Timing Violations - 2020.2 English

Vivado Design Suite User Guide: Design Analysis and Closure Techniques (UG906)

Document ID
UG906
Release Date
2021-01-25
Version
2020.2 English

While analyzing and fixing the worst timing violation usually helps the overall QoR improvement, you must also review the other critical paths as they often contribute to the timing closure challenge. You can use the following command to report the 50 worst setup timing paths:

report_design_analysis -max_paths 50 -setup

The following figure shows an example of the Setup Path Characteristics table generated by this command.

Figure 1. Setup Path Characteristics

From the table, you can isolate which characteristics are introducing the timing violation for each path:

  • High logic delay percentage (Logic Delay)
    • Are there many levels of logic? (Logic Levels)
    • Are there any constraints or attributes that prevent logic optimization? (Don't Touch, Mark Debug)
    • Does the path include a cell with high logic delay such as RAMB or DSP?
    • Is the path requirement too tight for the current path topology? (Requirement)
  • High net delay percentage (Net Delay)
    • Are there any high fanout nets in the path? (High Fanout, Cumulative Fanout)
    • Are the cells assigned to several Pblocks that can be placed far apart? (PBlocks)
    • Are the cells placed far apart? (Bounding Box Size, Clock Region Distance)
    • For SSI devices, are there nets crossing SLR boundaries? (SLR Crossings)
    • Are one or several net delay values a lot higher than expected while the placement seems correct? See the section on Congestion.
  • Missing pipeline register in a RAMB or DSP cell (when present in the path)
    • Check the path to see if pipeline register is enabled for RAMBs or DSP cells
  • High skew (<-0.5 ns for setup and >0.5 ns for hold) (Clock Skew)
    • Is it a clock domain crossing path? (Start Point Clock, End Point Clock)
    • Are the clocks synchronous or asynchronous? (Clock Relationship)
    • Is the path crossing I/O columns? (IO Crossings)

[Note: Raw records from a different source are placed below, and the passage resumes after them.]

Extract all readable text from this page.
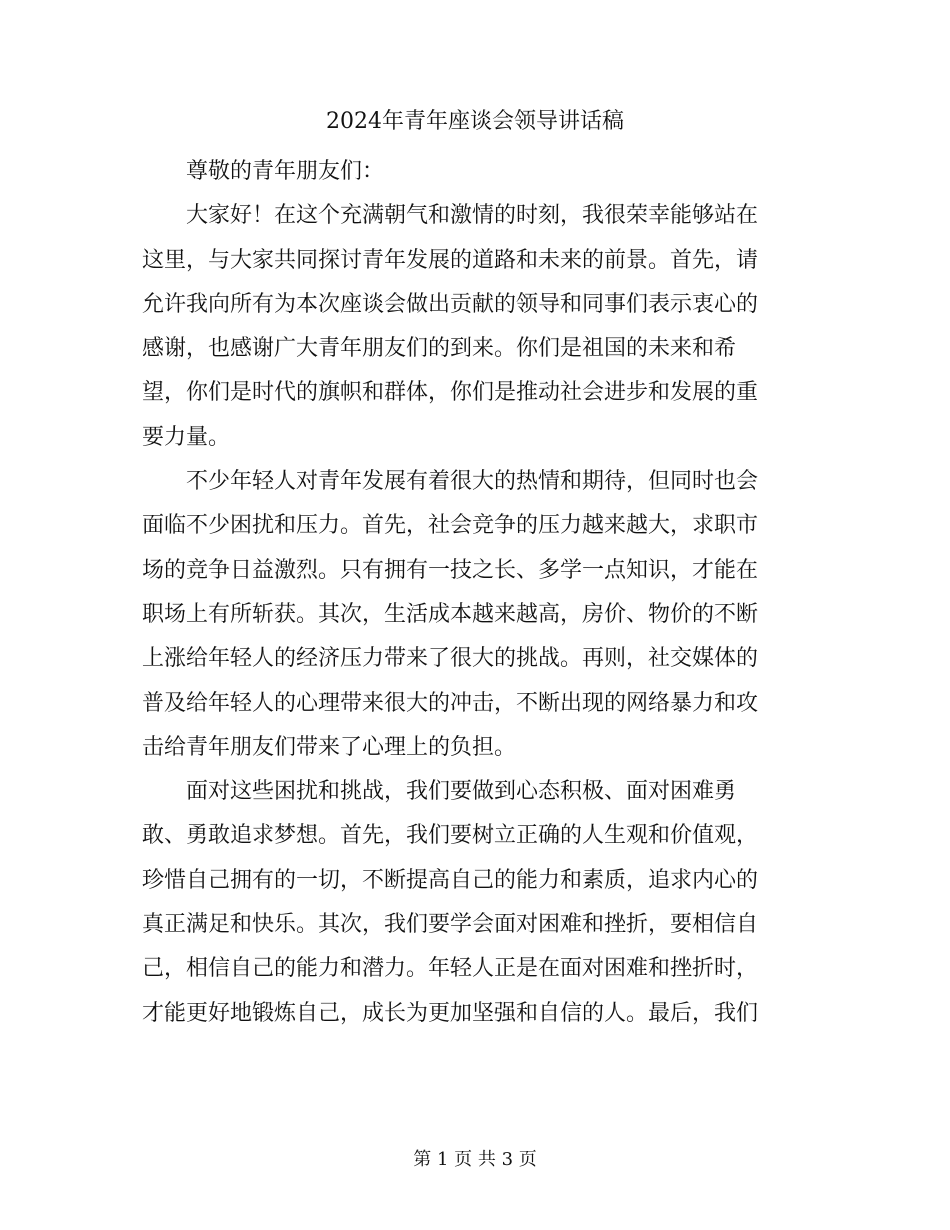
2024年青年座谈会领导讲话稿

尊敬的青年朋友们：

大家好！在这个充满朝气和激情的时刻，我很荣幸能够站在
这里，与大家共同探讨青年发展的道路和未来的前景。首先，请
允许我向所有为本次座谈会做出贡献的领导和同事们表示衷心的
感谢，也感谢广大青年朋友们的到来。你们是祖国的未来和希
望，你们是时代的旗帜和群体，你们是推动社会进步和发展的重
要力量。

不少年轻人对青年发展有着很大的热情和期待，但同时也会
面临不少困扰和压力。首先，社会竞争的压力越来越大，求职市
场的竞争日益激烈。只有拥有一技之长、多学一点知识，才能在
职场上有所斩获。其次，生活成本越来越高，房价、物价的不断
上涨给年轻人的经济压力带来了很大的挑战。再则，社交媒体的
普及给年轻人的心理带来很大的冲击，不断出现的网络暴力和攻
击给青年朋友们带来了心理上的负担。

面对这些困扰和挑战，我们要做到心态积极、面对困难勇
敢、勇敢追求梦想。首先，我们要树立正确的人生观和价值观，
珍惜自己拥有的一切，不断提高自己的能力和素质，追求内心的
真正满足和快乐。其次，我们要学会面对困难和挫折，要相信自
己，相信自己的能力和潜力。年轻人正是在面对困难和挫折时，
才能更好地锻炼自己，成长为更加坚强和自信的人。最后，我们

第 1 页 共 3 页
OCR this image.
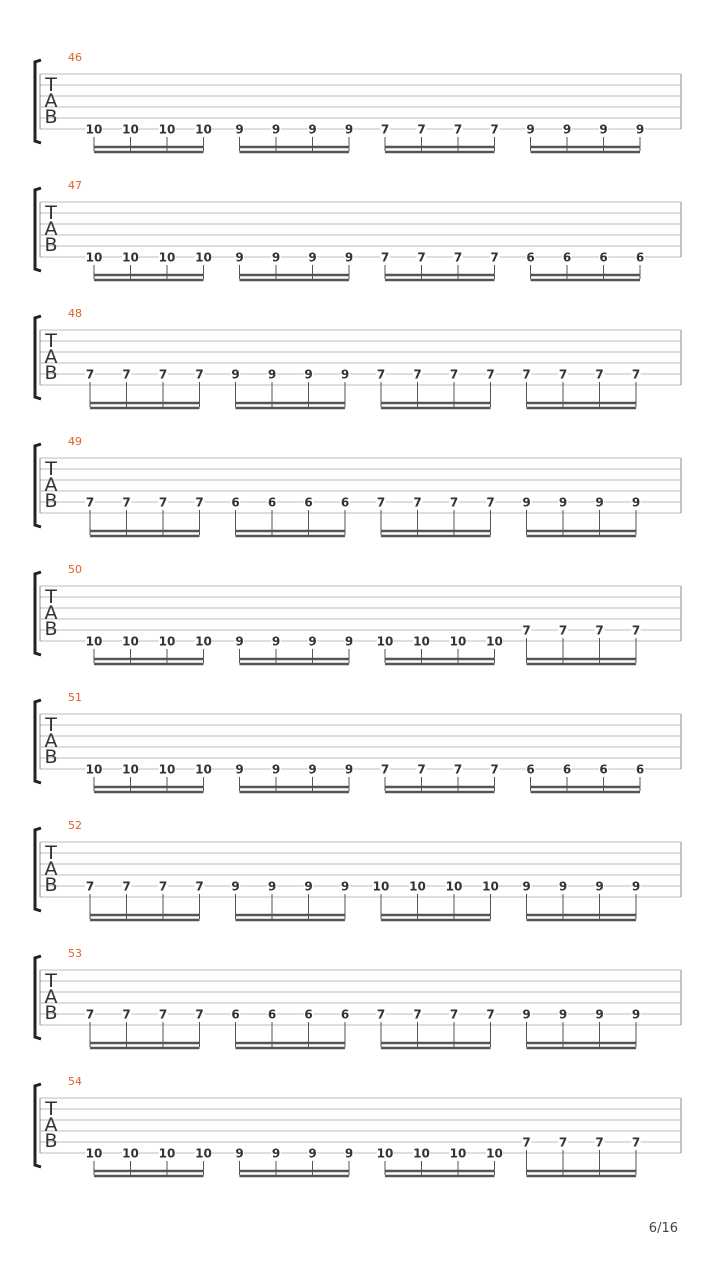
46
T
A
B
10 10 10 10 9 9 9 9 7 7 7 7 9 9 9 9
47
T
A
B
10 10 10 10 9 9 9 9 7 7 7 7 6 6 6 6
48
T
A
B 7 7 7 7 9 9 9 9 7 7 7 7 7 7 7 7
49
T
A
B 7 7 7 7 6 6 6 6 7 7 7 7 9 9 9 9
50
T
A
B
10 10 10 10 9 9 9 9 10 10 10 10
7 7 7 7
51
T
A
B
10 10 10 10 9 9 9 9 7 7 7 7 6 6 6 6
52
T
A
B 7 7 7 7 9 9 9 9 10 10 10 10 9 9 9 9
53
T
A
B 7 7 7 7 6 6 6 6 7 7 7 7 9 9 9 9
54
T
A
B
10 10 10 10 9 9 9 9 10 10 10 10
7 7 7 7
6/16
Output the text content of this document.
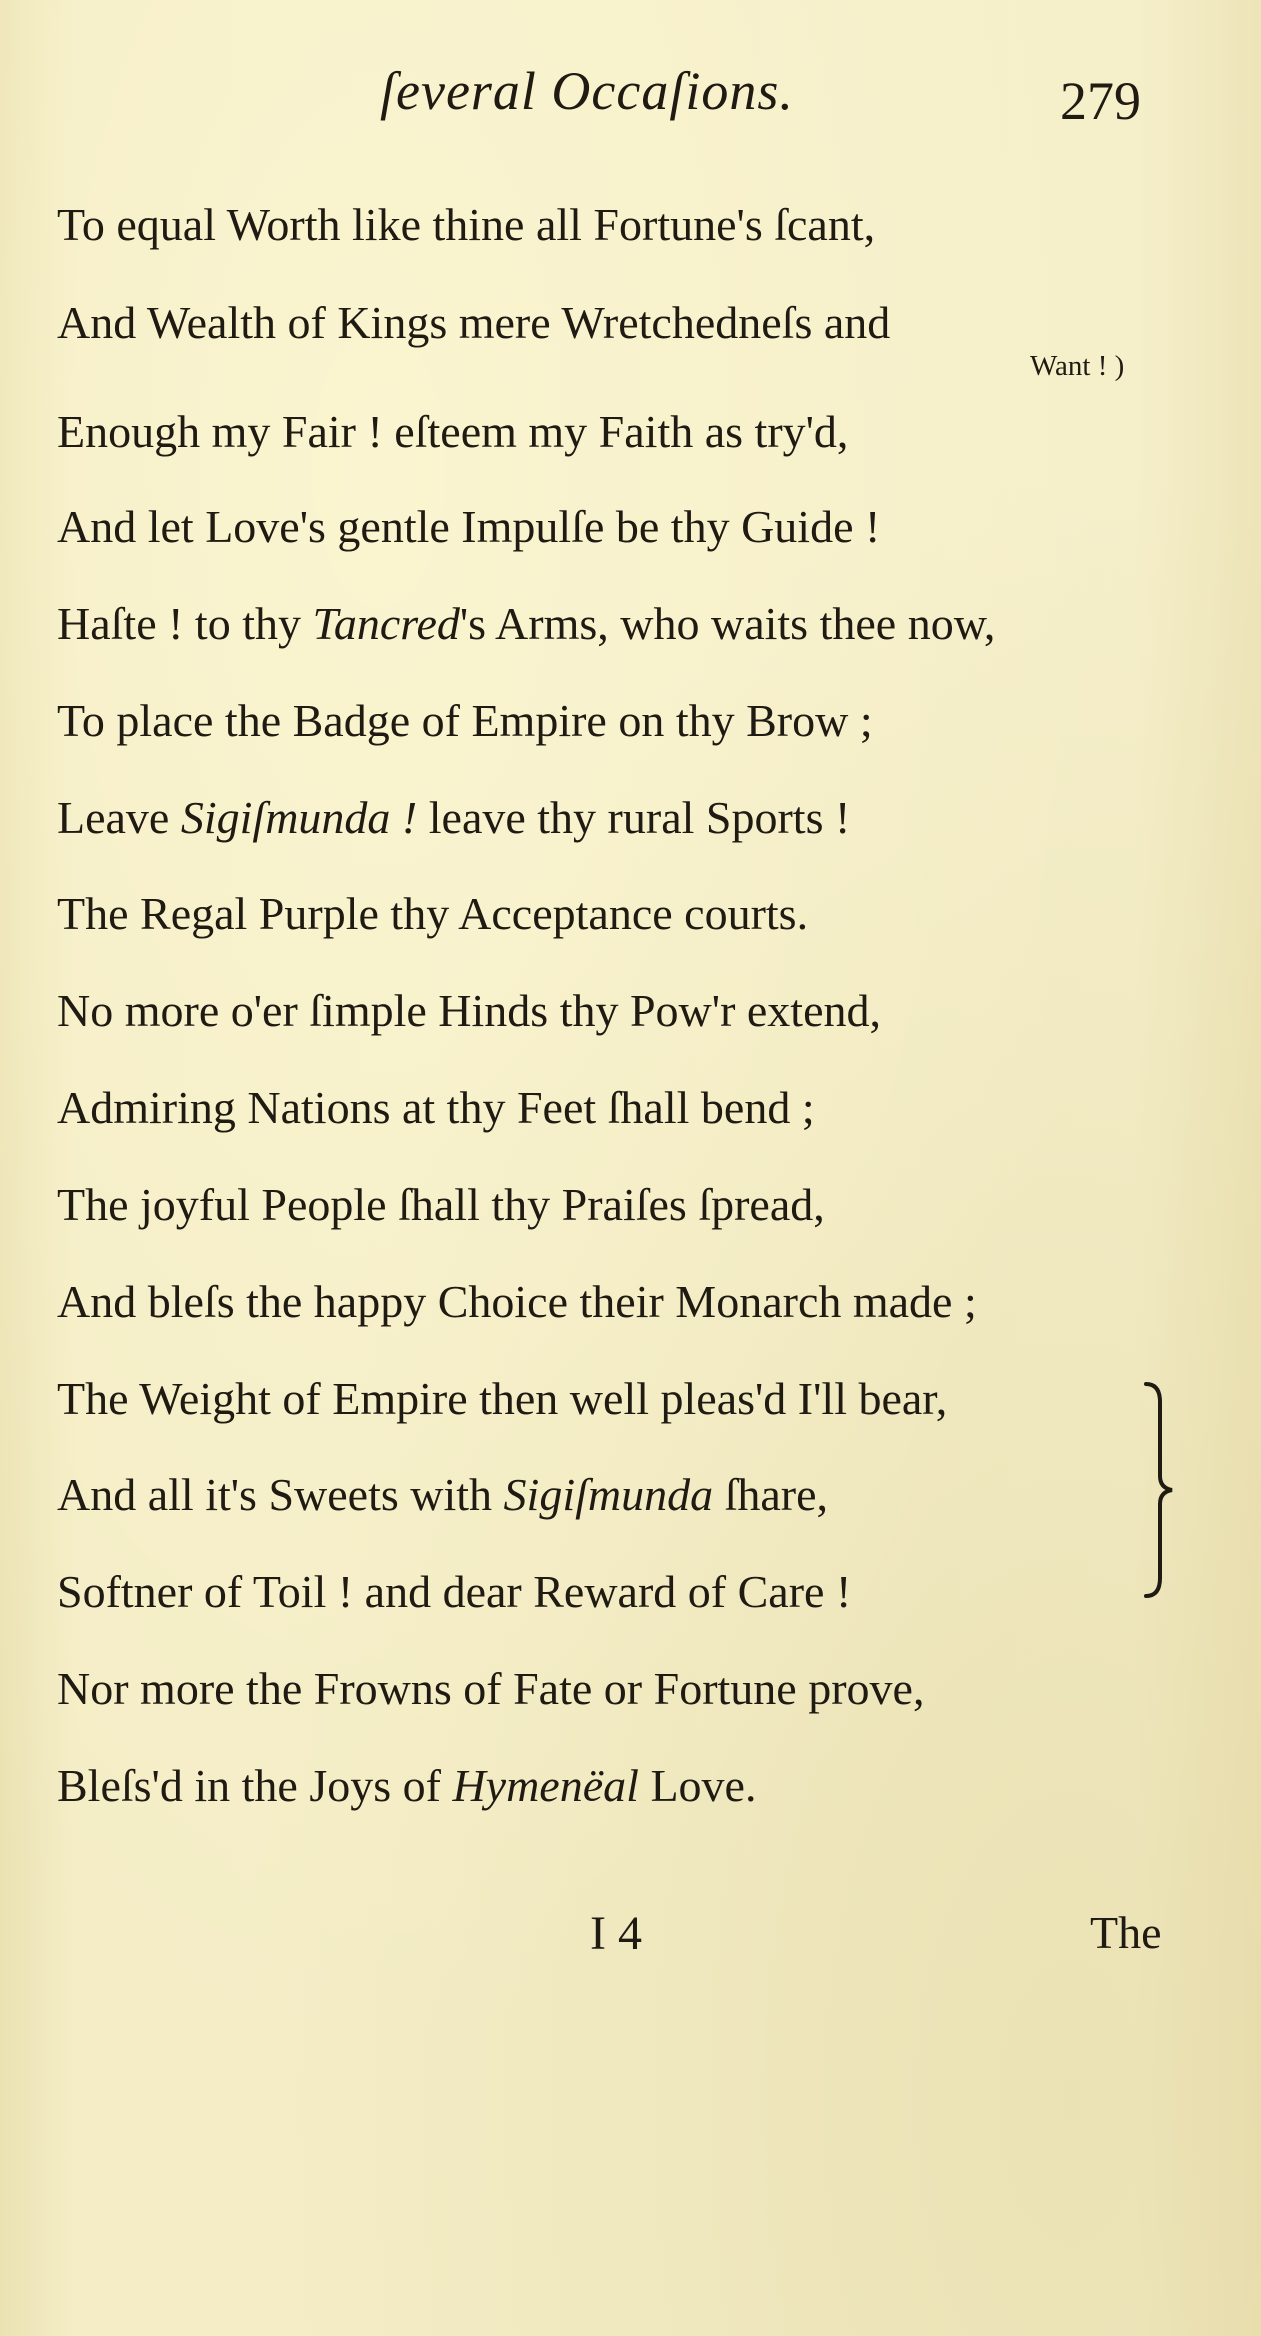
ſeveral Occaſions.	279
To equal Worth like thine all Fortune's ſcant,
And Wealth of Kings mere Wretchedneſs and
Want ! )
Enough my Fair ! eſteem my Faith as try'd,
And let Love's gentle Impulſe be thy Guide !
Haſte ! to thy Tancred's Arms, who waits thee now,
To place the Badge of Empire on thy Brow ;
Leave Sigiſmunda ! leave thy rural Sports !
The Regal Purple thy Acceptance courts.
No more o'er ſimple Hinds thy Pow'r extend,
Admiring Nations at thy Feet ſhall bend ;
The joyful People ſhall thy Praiſes ſpread,
And bleſs the happy Choice their Monarch made ;
The Weight of Empire then well pleas'd I'll bear,
And all it's Sweets with Sigiſmunda ſhare,
Softner of Toil ! and dear Reward of Care !
Nor more the Frowns of Fate or Fortune prove,
Bleſs'd in the Joys of Hymenëal Love.
I 4	The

    For visualizing the details of the timing paths and their placement/routing in the Xilinx® Vivado® IDE, you must use the following command:

    report_timing -max_paths 50 -setup -input_pins -name worstSetupPaths

The paths are sorted by slack and appear in the same order as in the Setup Path Characteristics table (shown in the previous figure).

The report_design_analysis command also generates a Logic Level Distribution table for the worst 1000 paths that you can use to identify the presence of longer paths in the design. The longest paths are usually optimized first by the placer in order to meet timing, which will potentially degrade the placement quality of shorter paths. You must always try to eliminate the longer paths to improve the overall QoR. The following figure shows an example of the Logic Level Distribution for a design with only one clock.

Figure 2. Logic Level Distribution Table

Based on what you find, you can improve the netlist by changing the RTL or using different synthesis options, or you can modify the timing and physical constraints.